JESUS H. MORTGAGE CRISIS PART 2: PHLOG

Somehow, a picture representing the vague notion of a house floating in the clouds doesn’t give me confidence in the average American’s ability to keep their house.

"Listen lady, this rubber stamp says 'you’re fucked' and we stopped buying ones that say 'you can keep your home' months ago, so you’re fucked."

The only thing more humiliating than loosing your home is being forced to wear a sticker.

I don’t trust anyone with asymmetrical tan lines on their forehead.

“Let’s see, carry the one, kick your mom out of the retirement home, sell a kid, and we can make it!”

“Wait, this says if I’m a day late on a payment the bank will start foreclosure at 9 AM that day!”

"What house?"

There are two different signs on that lot. What are they doing, selling halves of houses now?

Maybe they should try using a less dauntingly evil picture to help sell their house.

“Don’t be fooled by the tie, people—I’m as fucked as you are!

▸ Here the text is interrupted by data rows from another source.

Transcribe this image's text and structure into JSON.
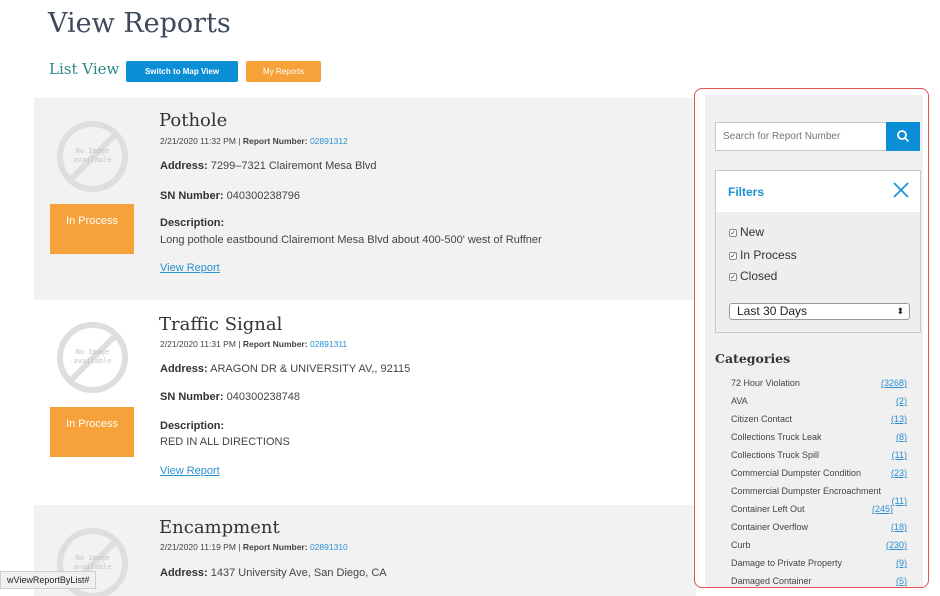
{
  "header": {
    "title": "View Reports",
    "list_view_label": "List View",
    "map_button": "Switch to Map View",
    "my_reports_button": "My Reports"
  },
  "placeholder_text": "No Image available",
  "reports": [
    {
      "title": "Pothole",
      "datetime": "2/21/2020 11:32 PM",
      "report_number_label": "Report Number:",
      "report_number": "02891312",
      "address_label": "Address:",
      "address": "7299–7321 Clairemont Mesa Blvd",
      "sn_label": "SN Number:",
      "sn_number": "040300238796",
      "description_label": "Description:",
      "description": "Long pothole eastbound Clairemont Mesa Blvd about 400-500' west of Ruffner",
      "link_label": "View Report",
      "status": "In Process"
    },
    {
      "title": "Traffic Signal",
      "datetime": "2/21/2020 11:31 PM",
      "report_number_label": "Report Number:",
      "report_number": "02891311",
      "address_label": "Address:",
      "address": "ARAGON DR & UNIVERSITY AV,, 92115",
      "sn_label": "SN Number:",
      "sn_number": "040300238748",
      "description_label": "Description:",
      "description": "RED IN ALL DIRECTIONS",
      "link_label": "View Report",
      "status": "In Process"
    },
    {
      "title": "Encampment",
      "datetime": "2/21/2020 11:19 PM",
      "report_number_label": "Report Number:",
      "report_number": "02891310",
      "address_label": "Address:",
      "address": "1437 University Ave, San Diego, CA"
    }
  ],
  "status_bar_url": "wViewReportByList#",
  "sidebar": {
    "search_placeholder": "Search for Report Number",
    "filters_title": "Filters",
    "filter_options": [
      {
        "label": "New",
        "checked": true
      },
      {
        "label": "In Process",
        "checked": true
      },
      {
        "label": "Closed",
        "checked": true
      }
    ],
    "check_glyph": "✓",
    "date_range": "Last 30 Days",
    "categories_title": "Categories",
    "categories": [
      {
        "name": "72 Hour Violation",
        "count": "(3268)"
      },
      {
        "name": "AVA",
        "count": "(2)"
      },
      {
        "name": "Citizen Contact",
        "count": "(13)"
      },
      {
        "name": "Collections Truck Leak",
        "count": "(8)"
      },
      {
        "name": "Collections Truck Spill",
        "count": "(11)"
      },
      {
        "name": "Commercial Dumpster Condition",
        "count": "(23)"
      },
      {
        "name": "Commercial Dumpster Encroachment",
        "count": "(11)"
      },
      {
        "name": "Container Left Out",
        "count": "(245)"
      },
      {
        "name": "Container Overflow",
        "count": "(18)"
      },
      {
        "name": "Curb",
        "count": "(230)"
      },
      {
        "name": "Damage to Private Property",
        "count": "(9)"
      },
      {
        "name": "Damaged Container",
        "count": "(5)"
      }
    ]
  },
  "colors": {
    "accent_blue": "#0a8fd6",
    "status_orange": "#f6a13a",
    "link_blue": "#2a8fcf",
    "highlight_red": "#e05454"
  }
}
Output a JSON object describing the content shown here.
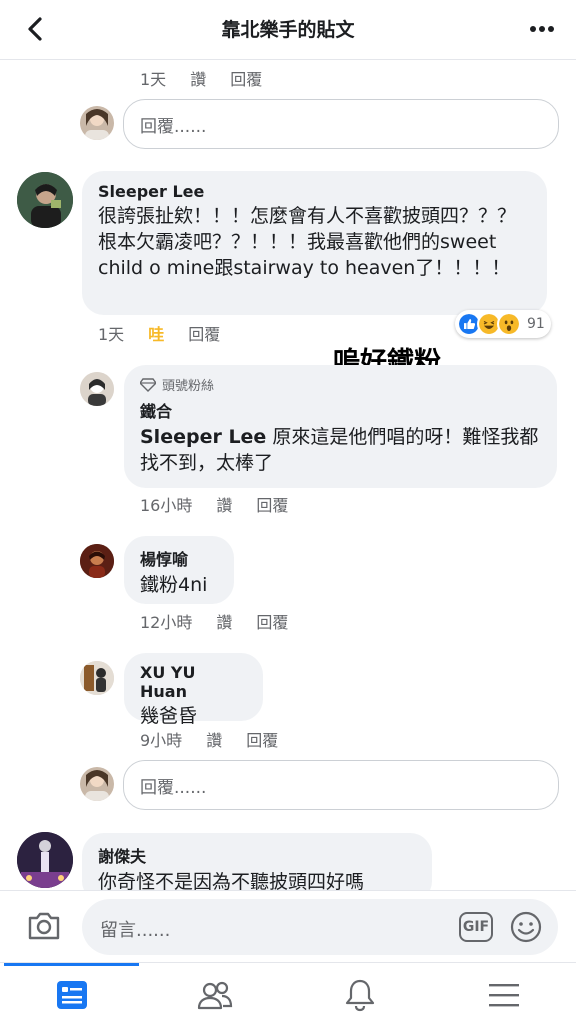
{
  "header": {
    "title": "靠北樂手的貼文"
  },
  "actions": {
    "like": "讚",
    "reply": "回覆",
    "like_reacted": "哇"
  },
  "reply_placeholder": "回覆......",
  "top_thread": {
    "time": "1天"
  },
  "comment_main": {
    "author": "Sleeper Lee",
    "text": "很誇張扯欸！！！怎麼會有人不喜歡披頭四？？？根本欠霸凌吧？？！！！我最喜歡他們的sweet child o mine跟stairway to heaven了！！！！",
    "time": "1天",
    "reaction_count": "91"
  },
  "overlay_caption": "嗚好鐵粉",
  "reply_1": {
    "badge": "頭號粉絲",
    "author": "鐵合",
    "mention": "Sleeper Lee",
    "text": " 原來這是他們唱的呀！難怪我都找不到，太棒了",
    "time": "16小時"
  },
  "reply_2": {
    "author": "楊惇喻",
    "text": "鐵粉4ni",
    "time": "12小時"
  },
  "reply_3": {
    "author": "XU YU Huan",
    "text": "幾爸昏",
    "time": "9小時"
  },
  "comment_last": {
    "author": "謝傑夫",
    "text": "你奇怪不是因為不聽披頭四好嗎"
  },
  "composer": {
    "placeholder": "留言......",
    "gif_label": "GIF"
  },
  "colors": {
    "accent": "#1877f2",
    "reaction_wow": "#f7b928"
  },
  "icons": {
    "back": "chevron-left-icon",
    "more": "more-dots-icon",
    "camera": "camera-icon",
    "emoji": "smiley-icon",
    "feed": "news-feed-icon",
    "friends": "friends-icon",
    "notifications": "bell-icon",
    "menu": "hamburger-menu-icon"
  }
}
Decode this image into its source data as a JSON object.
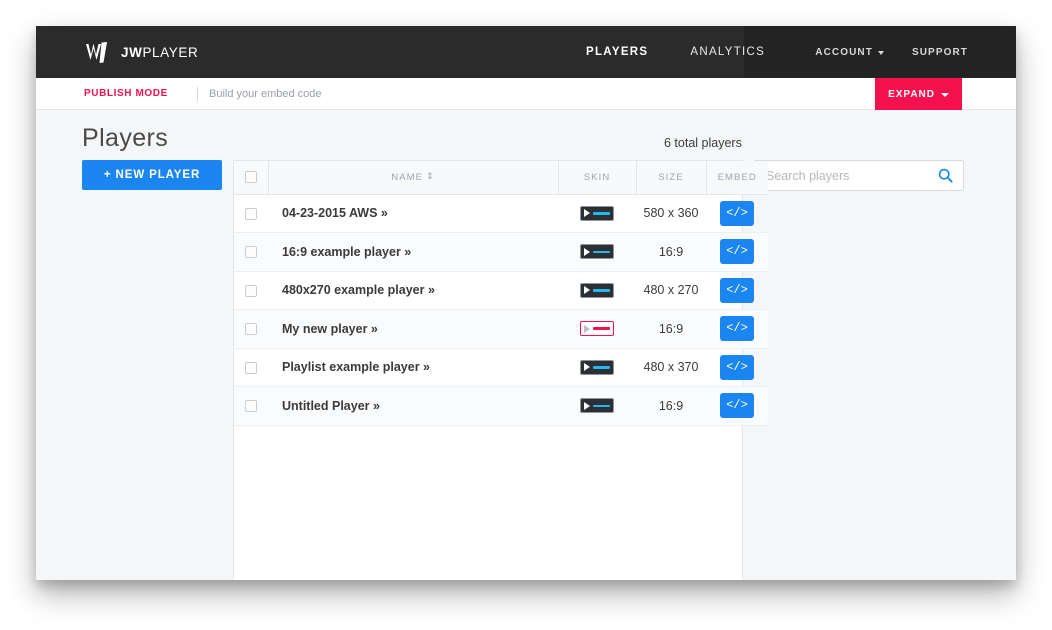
{
  "brand": {
    "logo_text_bold": "JW",
    "logo_text_light": "PLAYER",
    "logo_mark": "jwplayer-w-logo",
    "accent_pink": "#F5114E",
    "accent_blue": "#1B86F0",
    "nav_bg": "#2B2B2B",
    "nav_bg_right": "#232323",
    "page_bg": "#F4F6F8"
  },
  "topnav": {
    "tabs": [
      {
        "label": "PLAYERS",
        "active": true
      },
      {
        "label": "ANALYTICS",
        "active": false
      }
    ],
    "right": [
      {
        "label": "ACCOUNT",
        "has_caret": true
      },
      {
        "label": "SUPPORT",
        "has_caret": false
      }
    ]
  },
  "subbar": {
    "publish_mode": "PUBLISH MODE",
    "hint": "Build your embed code",
    "expand_label": "EXPAND"
  },
  "page": {
    "title": "Players",
    "total_players": "6 total players",
    "new_player_label": "+ NEW PLAYER"
  },
  "search": {
    "placeholder": "Search players",
    "value": "",
    "icon": "search-icon"
  },
  "table": {
    "columns": [
      {
        "key": "check",
        "label": ""
      },
      {
        "key": "name",
        "label": "NAME",
        "sortable": true,
        "sort_glyph": "⇕"
      },
      {
        "key": "skin",
        "label": "SKIN"
      },
      {
        "key": "size",
        "label": "SIZE"
      },
      {
        "key": "embed",
        "label": "EMBED"
      }
    ],
    "embed_button_label": "</>",
    "rows": [
      {
        "name": "04-23-2015 AWS »",
        "skin": "dark",
        "size": "580 x 360",
        "checked": false
      },
      {
        "name": "16:9 example player »",
        "skin": "dark",
        "size": "16:9",
        "checked": false
      },
      {
        "name": "480x270 example player »",
        "skin": "dark",
        "size": "480 x 270",
        "checked": false
      },
      {
        "name": "My new player »",
        "skin": "pink",
        "size": "16:9",
        "checked": false
      },
      {
        "name": "Playlist example player »",
        "skin": "dark",
        "size": "480 x 370",
        "checked": false
      },
      {
        "name": "Untitled Player »",
        "skin": "dark",
        "size": "16:9",
        "checked": false
      }
    ]
  }
}
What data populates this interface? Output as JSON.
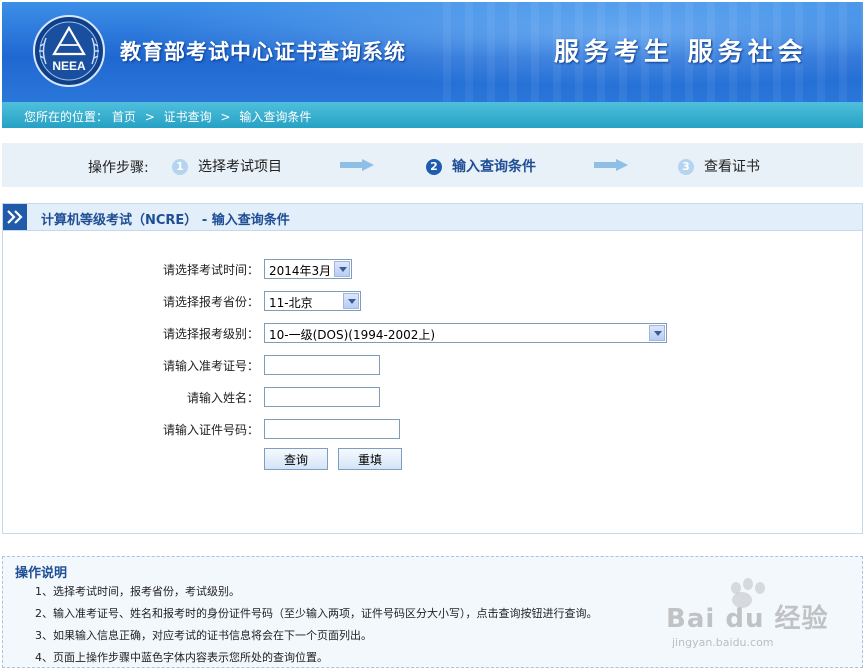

Does anybody have any pills? Any will do.”

How pathetic was the realtor’s meeting when painting stripes on a tree was the best idea to help sell a house? Also, $500 down? $375 a month? That house must have 4 bdr/2 bath/3 portals to hell.

On the bright side, the flophousing market is booming.

You know it’s a bad sign when black people start camping.

I guess it never occurred to the family that built the house on the left that plywood boards would look much better with brick than vinyl siding. I know keeping up with the neighbors is tough and hindsight’s 20/20, but still.

It must really suck to see your house sold out from under you for no money down. Hell, if you didn’t own it, you could probably afford to buy it.

WHY? WHY? WHY?...

Oh yeah.

“Housing crisis? No, we own ranches.”

Mortgage Christis

“Okay, first thing you want to do is rent a banquet hall just like this one. Then you take out an ad telling people you can help them save their homes. Then you charge them $200 a pop. Then you take that money and pay your mortgage or bookie. Any questions? No? Thanks for coming-- there will be no parking validation."

Why would you expect an honest loan from a webpage that uses stock photos?

I guess if doesn’t matter because if you can’t tell this is fake, someone else would have taken your money anyway.

Nothing says successful mortgage broker like a free calendar from the bank.

“I live in this sign now. Please get off my lawn.”

Looks like “Pacesetter Realty” there on the left is really living up to their name.

You know your job is fucked when you start leaving business cards on the stoops of abandoned homes.

Oh, so that’s what they mean by the tail end of a bull market.